Durante o almoço, Diógenes da Cunha Lima ouviu de mais de um comensal a mesma
explicação para o seu infortúnio: tinha perdido a simpatia do corpo de sentença
ao citar, indiretamente, a figura do ex-presidente Lula. “Era um júri
majoritariamente de esquerda”, ponderou Armando Negreiros. “Não reflete o que a
sociedade norte-rio-grandense pensa”, lamentou.
Quis o destino
que o júri simulado de Jararaca ocorresse no mesmo dia em que, em Brasília,
encerrava-se o julgamento da chapa Dilma-Temer no Tribunal Superior Eleitoral,
ocasião em que o voto de minerva do ministro Gilmar Mendes permitiu que o
presidente Michel Temer permanecesse no Palácio do Planalto. No Twitter,
observadores da cena potiguar relacionaram os dois casos. “Se até Jararaca foi
inocentado em Mossoró, você queria que no TSE fosse diferente?”, indagou
@Luzichi. “Jararaca, assaltante de Mossoró, sequestrador, assassino confesso,
foi absolvido de quê? Foi o TSE que o liberou?”, escreveu @thadeubrandao.
Mossoró tem, de fato, uma relação dúbia com os cangaceiros. Chuva de Bala no
País de Mossoró, espetáculo teatral em que cerca de oitenta atores encenam a
expulsão de Lampião, tratando o intendente Rodolfo Fernandes como herói, é um
dos pontos altos da programação cultural da cidade, atraindo multidões de
espectadores de toda a região.
Já no Memorial da Resistência, espaço construído pela prefeitura, em 2008, para
contar os eventos de 1927, há, na entrada, enormes painéis de Lampião e Maria
Bonita. Uma escolha que, para muitos, é difícil de entender: se os grandes
heróis da Resistência foram os combatentes, por que as fotos destacadas são as
dos cangaceiros? “Trata-se de um simbolismo. Os resistentes não venceram
qualquer um. Venceram Lampião, o Rei do Cangaço”, teorizou a professora
Ludimilla Oliveira, que compôs o júri de Jararaca.

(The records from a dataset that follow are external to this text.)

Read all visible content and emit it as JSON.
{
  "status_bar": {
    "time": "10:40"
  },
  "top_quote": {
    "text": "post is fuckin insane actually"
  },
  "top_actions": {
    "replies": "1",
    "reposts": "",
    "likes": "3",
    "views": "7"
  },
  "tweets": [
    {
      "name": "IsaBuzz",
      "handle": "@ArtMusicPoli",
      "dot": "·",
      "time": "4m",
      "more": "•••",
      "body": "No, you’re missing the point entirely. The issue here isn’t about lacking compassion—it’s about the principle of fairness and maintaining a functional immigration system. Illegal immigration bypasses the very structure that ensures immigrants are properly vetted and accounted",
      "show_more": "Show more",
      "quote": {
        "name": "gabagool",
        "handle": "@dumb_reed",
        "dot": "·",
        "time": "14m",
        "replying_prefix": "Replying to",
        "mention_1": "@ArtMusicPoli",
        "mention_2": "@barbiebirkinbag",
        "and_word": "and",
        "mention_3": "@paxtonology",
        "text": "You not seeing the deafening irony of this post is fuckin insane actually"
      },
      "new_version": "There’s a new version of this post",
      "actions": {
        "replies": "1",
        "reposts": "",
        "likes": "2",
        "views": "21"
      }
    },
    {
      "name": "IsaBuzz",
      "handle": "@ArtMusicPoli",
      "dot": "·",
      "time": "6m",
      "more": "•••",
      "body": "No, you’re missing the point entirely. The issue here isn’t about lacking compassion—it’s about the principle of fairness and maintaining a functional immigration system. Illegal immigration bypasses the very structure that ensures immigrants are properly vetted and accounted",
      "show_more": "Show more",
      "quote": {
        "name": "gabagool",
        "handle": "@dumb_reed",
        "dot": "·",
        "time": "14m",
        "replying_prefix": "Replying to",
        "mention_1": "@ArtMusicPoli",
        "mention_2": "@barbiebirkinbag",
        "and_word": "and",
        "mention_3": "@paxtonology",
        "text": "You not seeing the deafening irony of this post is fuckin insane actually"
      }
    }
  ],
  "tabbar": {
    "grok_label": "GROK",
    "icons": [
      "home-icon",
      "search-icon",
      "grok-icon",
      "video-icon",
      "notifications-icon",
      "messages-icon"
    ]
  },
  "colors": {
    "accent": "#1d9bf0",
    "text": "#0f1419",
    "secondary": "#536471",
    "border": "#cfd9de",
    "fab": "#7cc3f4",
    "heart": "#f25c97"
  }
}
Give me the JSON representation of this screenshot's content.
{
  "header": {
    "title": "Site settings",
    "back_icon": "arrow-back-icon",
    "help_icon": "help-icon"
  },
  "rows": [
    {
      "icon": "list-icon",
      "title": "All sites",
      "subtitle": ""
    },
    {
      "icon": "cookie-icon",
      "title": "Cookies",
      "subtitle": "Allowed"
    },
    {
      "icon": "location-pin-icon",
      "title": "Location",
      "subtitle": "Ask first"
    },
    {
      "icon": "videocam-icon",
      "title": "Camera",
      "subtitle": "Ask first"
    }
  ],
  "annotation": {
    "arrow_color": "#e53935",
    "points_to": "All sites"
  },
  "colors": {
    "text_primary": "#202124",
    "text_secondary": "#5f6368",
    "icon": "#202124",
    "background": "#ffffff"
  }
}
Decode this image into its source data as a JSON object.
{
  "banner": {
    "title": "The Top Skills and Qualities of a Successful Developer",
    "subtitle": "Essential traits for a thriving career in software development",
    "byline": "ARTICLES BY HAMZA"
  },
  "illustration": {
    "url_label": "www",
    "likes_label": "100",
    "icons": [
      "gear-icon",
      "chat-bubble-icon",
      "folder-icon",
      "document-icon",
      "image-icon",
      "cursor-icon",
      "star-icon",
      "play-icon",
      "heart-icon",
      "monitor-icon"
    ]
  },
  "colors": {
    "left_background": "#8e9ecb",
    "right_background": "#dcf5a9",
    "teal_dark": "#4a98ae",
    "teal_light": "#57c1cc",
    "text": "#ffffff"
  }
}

Coincidência ou não, na sessão solene em homenagem ao aniversário de 90 anos da
Resistência, na Câmara Municipal, ninguém comentou o mérito da absolvição de
Jararaca. “O maior resultado do julgamento é o resgate da história da
Resistência, independente da absolvição ou condenação”, esquivou-se a prefeita
Rosalba Ciarlini, presente à sessão.
No discurso mais aplaudido da solenidade, o advogado Francisco Marcos de
Araújo, presidente da comissão organizadora das comemorações da Resistência,
convocou o espírito guerreiro de seus conterrâneos. “Só podemos, no presente,
dizer que somos um povo libertário e valente porque não nos tornamos genuflexos
ao jugo vandalista do cangaço”, discursou, quase aos gritos. Ao fim da
cerimônia, todos os participantes – inclusive a prefeita – dançaram miudinho ao
som do hino de Mossoró, um xote cuja letra diz: Lembramos hoje teus anos de
glória/Ousada foste sempre Mossoró/Por ti começa a senda da vitória/Na luta ao
cangaceiro Lampião.
Na manhã de 10
de junho, um dia após a absolvição de Jararaca, duas velas queimavam sobre seu
jazigo no Cemitério São Sebastião. Um cesto de vime azul ostentava uma rosa
branca, com folhas no caule. Potes de plástico transparentes comportavam flores
amarelas. Arranjos de flores artificiais, envolvidas em fitas azuis, caíam por
sobre a lápide.
Dali era possível ver, a não mais do que 10 metros de distância, o túmulo do
herói da Resistência mossoroense, o intendente Rodolfo Fernandes. A construção,
bem mais imponente que a de Jararaca, contém um busto do líder político e é
adornada por colunas gregas. Sobre a lápide de Fernandes jazia uma solitária rosa
vermelha, com as pétalas já secas, esturricadas pelo inclemente sol da valente
Capital do Oeste Potiguar, o País de Mossoró.